Título: Carro de baixo custo pode custar caro para o consumidor
Autor: Silva, Cleide
Fonte: O Estado de São Paulo, 06/09/2007, Negócios, p. B16
Novo conceito adotado na Europa e nos Estados Unidos não é sinônimo de carro popular ou barato.
Carro de baixo custo, conceito criado recentemente na Europa e nos Estados Unidos, não é necessariamente um veículo compacto ou popular. São carros produzidos com menor custo de peças e sistemas, sem prejudicar suas funcionalidades (motorização, espaço interno, porta-malas, estabilidade, segurança, conforto e estética).
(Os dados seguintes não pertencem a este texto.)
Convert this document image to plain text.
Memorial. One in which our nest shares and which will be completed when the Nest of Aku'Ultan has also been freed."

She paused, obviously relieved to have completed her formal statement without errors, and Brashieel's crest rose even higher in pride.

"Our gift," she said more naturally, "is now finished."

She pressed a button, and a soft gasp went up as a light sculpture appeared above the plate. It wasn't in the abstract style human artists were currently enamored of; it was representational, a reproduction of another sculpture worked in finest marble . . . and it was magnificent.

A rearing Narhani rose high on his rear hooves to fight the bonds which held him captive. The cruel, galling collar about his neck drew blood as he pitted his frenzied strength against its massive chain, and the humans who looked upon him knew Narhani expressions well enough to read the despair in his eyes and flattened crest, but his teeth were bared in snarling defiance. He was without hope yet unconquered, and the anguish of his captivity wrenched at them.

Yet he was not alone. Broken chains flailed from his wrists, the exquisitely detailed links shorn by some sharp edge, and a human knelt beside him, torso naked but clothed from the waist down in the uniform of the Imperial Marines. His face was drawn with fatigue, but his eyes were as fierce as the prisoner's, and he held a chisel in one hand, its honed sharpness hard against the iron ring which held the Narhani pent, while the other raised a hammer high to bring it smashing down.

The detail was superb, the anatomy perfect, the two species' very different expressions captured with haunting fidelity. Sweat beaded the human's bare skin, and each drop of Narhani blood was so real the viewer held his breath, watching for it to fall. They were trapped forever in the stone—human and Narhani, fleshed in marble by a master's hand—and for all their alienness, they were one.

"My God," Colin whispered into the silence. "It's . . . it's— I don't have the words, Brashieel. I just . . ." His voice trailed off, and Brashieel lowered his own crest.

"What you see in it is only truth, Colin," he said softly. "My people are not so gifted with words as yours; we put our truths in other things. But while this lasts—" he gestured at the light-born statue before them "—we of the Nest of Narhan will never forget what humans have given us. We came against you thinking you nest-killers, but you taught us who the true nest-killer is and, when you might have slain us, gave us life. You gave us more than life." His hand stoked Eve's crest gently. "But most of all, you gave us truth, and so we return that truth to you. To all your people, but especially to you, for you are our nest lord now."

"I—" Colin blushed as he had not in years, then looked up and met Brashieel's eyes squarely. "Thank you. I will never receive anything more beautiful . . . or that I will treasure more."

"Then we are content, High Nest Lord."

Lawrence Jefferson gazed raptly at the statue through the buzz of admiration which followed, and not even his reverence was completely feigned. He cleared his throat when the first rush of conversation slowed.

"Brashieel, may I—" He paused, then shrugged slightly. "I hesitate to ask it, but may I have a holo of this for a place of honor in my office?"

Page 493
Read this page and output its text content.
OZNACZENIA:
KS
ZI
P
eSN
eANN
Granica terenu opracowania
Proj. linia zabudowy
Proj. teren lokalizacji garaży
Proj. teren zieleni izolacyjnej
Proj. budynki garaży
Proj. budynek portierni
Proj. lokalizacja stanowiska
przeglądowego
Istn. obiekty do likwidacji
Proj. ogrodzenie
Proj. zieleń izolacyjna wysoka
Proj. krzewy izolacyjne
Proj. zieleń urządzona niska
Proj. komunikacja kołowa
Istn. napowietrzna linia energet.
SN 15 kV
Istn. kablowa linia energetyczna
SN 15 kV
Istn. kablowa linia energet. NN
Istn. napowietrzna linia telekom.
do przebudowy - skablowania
'São veículos que podem pertencer a todos os segmentos tradicionais, como compactos, hatch, sedãs e monovolumes', define Corrado Capellano, sócio da consultoria Creating Value.
Todas as montadoras, segundo Capellano, estão procurando desenvolver carros de baixo custo, em todos os segmentos, através da aplicação de novos materiais como fibras naturais no lugar das espumas, policarbonato no lugar de vidros e plásticos no lugar do metal. 'A produção também usará novos conceitos como modularização, com componentes comuns entre os vários modelos.
O Logan, fabricado pela Renault na Europa e a partir deste ano no Brasil, é o primeiro modelo nascido no conceito de baixo custo, embora tenha preço, no País, de R$ 27.990.
'Dentro da sua categoria (sedã pequeno) é o de menor custo e o maior em tamanho', lembra Letícia Costa, presidente da consultoria Booz Allen Hamilton. Concorrentes como o Prisma, da General Motors e o Siena, da Fiat, custam, respectivamente, a partir de R$ 31 mil e R$ 28,7 mil.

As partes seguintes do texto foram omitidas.